BPMF.template_search
- class BPMF.template_search.Beamformer(data=None, network=None, phases=None, travel_times=None, moveouts_relative_to_first=True)[source]
Bases:
object
Class for backprojecting waveform features with beamforming.
- backproject(waveform_features, reduce='max', device='cpu', out_of_bounds='strict', num_threads=None)[source]
Backproject the waveform features.
- Parameters:
waveform_features ((n_stations, n_components, n_samples) numpy.ndarray) – Features of the waveform time series used for the backprojection onto the grid of theoretical sources.
device (string, defaults to 'cpu') – Either ‘cpu’ or ‘gpu’, depending on the available hardware and user’s preferences.
reduce (string, defaults to 'max') – Either ‘max’ or ‘none’. If ‘max’, returns the maximum beam at every time. If ‘none’, returns the full space-time beam.
out_of_bounds (string, defaults to 'strict') –
Either ‘strict’ (default) or ‘flexible’. - ‘strict’: A beam is computed if and only if the moveouts point to a
valid sample (that is, within the bounds of the data stream) for every channel used in the beam.
’flexbile’: A beam is computed as long as the moveouts point to a valid sample for at least one channel. This option is particularly useful for real time applications where an event might have been recorded at the closest stations but not yet at the more distant ones.
num_threads (int or None, defaults to None) – Number of threads for CPU parallelization. If None (default), uses one thread per available (visible) CPU.
- find_detections(detection_threshold, minimum_interevent_time, n_max_stations=None)[source]

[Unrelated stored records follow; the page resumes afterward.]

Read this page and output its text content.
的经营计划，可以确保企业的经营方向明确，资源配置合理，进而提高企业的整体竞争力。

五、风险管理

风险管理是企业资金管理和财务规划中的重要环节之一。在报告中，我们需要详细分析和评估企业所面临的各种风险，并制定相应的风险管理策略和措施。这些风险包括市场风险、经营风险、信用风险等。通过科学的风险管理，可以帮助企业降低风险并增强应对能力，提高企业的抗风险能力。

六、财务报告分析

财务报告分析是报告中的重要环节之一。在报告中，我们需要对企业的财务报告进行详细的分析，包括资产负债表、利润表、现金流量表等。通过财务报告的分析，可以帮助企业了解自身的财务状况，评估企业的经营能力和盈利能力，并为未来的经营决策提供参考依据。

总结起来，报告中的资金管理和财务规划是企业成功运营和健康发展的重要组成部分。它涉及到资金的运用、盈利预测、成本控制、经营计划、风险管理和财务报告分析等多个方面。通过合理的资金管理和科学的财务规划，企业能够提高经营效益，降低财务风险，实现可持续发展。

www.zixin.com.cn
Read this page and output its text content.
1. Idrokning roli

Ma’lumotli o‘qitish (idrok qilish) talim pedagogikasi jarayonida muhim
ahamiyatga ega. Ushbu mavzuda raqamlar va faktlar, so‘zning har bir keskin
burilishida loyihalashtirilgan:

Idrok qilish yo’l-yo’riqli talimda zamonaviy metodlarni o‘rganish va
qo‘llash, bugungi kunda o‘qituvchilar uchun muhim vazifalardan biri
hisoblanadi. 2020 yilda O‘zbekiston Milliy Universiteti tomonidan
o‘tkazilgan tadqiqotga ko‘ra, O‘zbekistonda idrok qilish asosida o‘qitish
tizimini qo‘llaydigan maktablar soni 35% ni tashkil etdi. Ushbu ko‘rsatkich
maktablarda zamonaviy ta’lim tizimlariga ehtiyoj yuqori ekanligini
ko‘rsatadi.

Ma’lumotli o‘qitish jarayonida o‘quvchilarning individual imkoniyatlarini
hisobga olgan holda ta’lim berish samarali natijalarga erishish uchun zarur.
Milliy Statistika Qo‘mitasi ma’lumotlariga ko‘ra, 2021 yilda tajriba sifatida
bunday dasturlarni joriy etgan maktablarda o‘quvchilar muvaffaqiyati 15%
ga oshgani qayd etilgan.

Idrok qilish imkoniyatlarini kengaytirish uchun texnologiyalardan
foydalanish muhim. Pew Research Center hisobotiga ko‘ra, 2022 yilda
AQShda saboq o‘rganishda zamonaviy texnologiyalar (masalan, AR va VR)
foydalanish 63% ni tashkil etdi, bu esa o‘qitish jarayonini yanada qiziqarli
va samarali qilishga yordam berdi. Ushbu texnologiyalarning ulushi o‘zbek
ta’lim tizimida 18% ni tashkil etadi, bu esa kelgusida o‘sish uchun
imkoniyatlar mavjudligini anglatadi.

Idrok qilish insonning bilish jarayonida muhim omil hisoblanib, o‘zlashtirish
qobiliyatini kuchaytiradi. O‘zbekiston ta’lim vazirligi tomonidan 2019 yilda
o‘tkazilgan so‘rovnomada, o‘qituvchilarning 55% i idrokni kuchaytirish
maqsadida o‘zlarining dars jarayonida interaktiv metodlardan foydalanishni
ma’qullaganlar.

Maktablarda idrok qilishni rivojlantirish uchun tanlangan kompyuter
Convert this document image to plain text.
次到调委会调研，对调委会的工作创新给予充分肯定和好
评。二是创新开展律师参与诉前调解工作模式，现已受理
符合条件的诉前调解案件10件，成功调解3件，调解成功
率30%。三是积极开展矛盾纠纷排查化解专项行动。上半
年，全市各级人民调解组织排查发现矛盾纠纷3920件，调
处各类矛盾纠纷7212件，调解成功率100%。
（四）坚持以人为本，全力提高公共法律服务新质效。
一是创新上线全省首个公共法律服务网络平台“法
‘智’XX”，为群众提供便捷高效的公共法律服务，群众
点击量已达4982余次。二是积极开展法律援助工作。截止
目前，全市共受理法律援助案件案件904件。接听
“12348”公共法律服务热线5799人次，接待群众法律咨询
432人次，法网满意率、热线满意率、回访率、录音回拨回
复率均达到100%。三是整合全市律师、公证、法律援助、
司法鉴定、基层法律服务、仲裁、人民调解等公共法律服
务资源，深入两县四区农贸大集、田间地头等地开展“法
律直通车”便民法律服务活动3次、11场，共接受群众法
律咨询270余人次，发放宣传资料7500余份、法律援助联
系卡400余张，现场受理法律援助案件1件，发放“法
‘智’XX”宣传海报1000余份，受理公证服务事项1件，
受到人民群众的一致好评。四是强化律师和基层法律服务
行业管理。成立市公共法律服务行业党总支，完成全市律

Analyze the composite network response to find detections.
- Parameters:
detection_threshold (scalar or (n_samples,) numpy.ndarray, float) – The number of running MADs taken above the running median to define detections.
minimum_interevent_time (scalar, float) – The shortest duration, in seconds, allowed between two consecutive detections.
n_max_stations (integer, default to None) – If not None and if smaller than the total number of stations in the network, only extract the n_max_stations closest stations for each theoretical source.
- Returns:
detections – Dictionary with data and metadata of the detected earthquakes.
- Return type:
dictionary,
- property moveouts
- property n_phases
- property n_sources
- property n_stations
- property num_sources
- plot_detection(detection, figsize=(20, 20), component_aliases={'E': ['E', '2'], 'N': ['N', '1'], 'Z': ['Z']}, n_stations=None)[source]
Plot a detection and the maximum beam.
- Parameters:
detection (dataset.Event) – A dataset.Event instance of a given detection.
figsize (tuple, default to (20, 20)) – Widht and height of the figure, in inches.
component_aliases (Dictionary, optional) – Sometimes, components might be named differently than N, E, Z. This dictionary tells the function which alternative component names can be associated with each “canonical” component. For example, component_aliases[‘N’] = [‘N’, ‘1’] means that the function will also check the ‘1’ component in case the ‘N’ component doesn’t exist.
n_stations (scalar int or None, default to None) – If not None, is the number of stations to plot. The closest stations will be plotted.
- Returns:
fig – The Figure instance produced by this method.
- Return type:
plt.Figure
- plot_likelihood(likelihood=None, time_index=None, **kwargs)[source]
Plot likelihood (beam) slices at a given time.
- plot_maxbeam(ax=None, detection=None, **kwargs)[source]
Plot the composite network response.
- Parameters:
ax (plt.Axes, default to None) – If not None, plot in this axis.
detection (dataset.Event, default to None) – A dataset.Event instance of a given detection.
figsize (tuple, default to (20, 7)) – Width and height of the figure, in inches.
- Returns:
fig – The Figure instance produced by this method.
- Return type:
plt.Figure
- set_data(data)[source]
Attribute data to the class instance.
- Parameters:
data (dataset.Data) – Instance of dataset.Data.
- set_network(network)[source]
Attribute network to the class instance.
network determines which stations are included in the computation of the beams. All arrays with a station axis are ordered according to network.stations.
- Parameters:
network (dataset.Network) – The Network instance with the station network information. network can force the network response to be computed only on a subset of the data stored in data.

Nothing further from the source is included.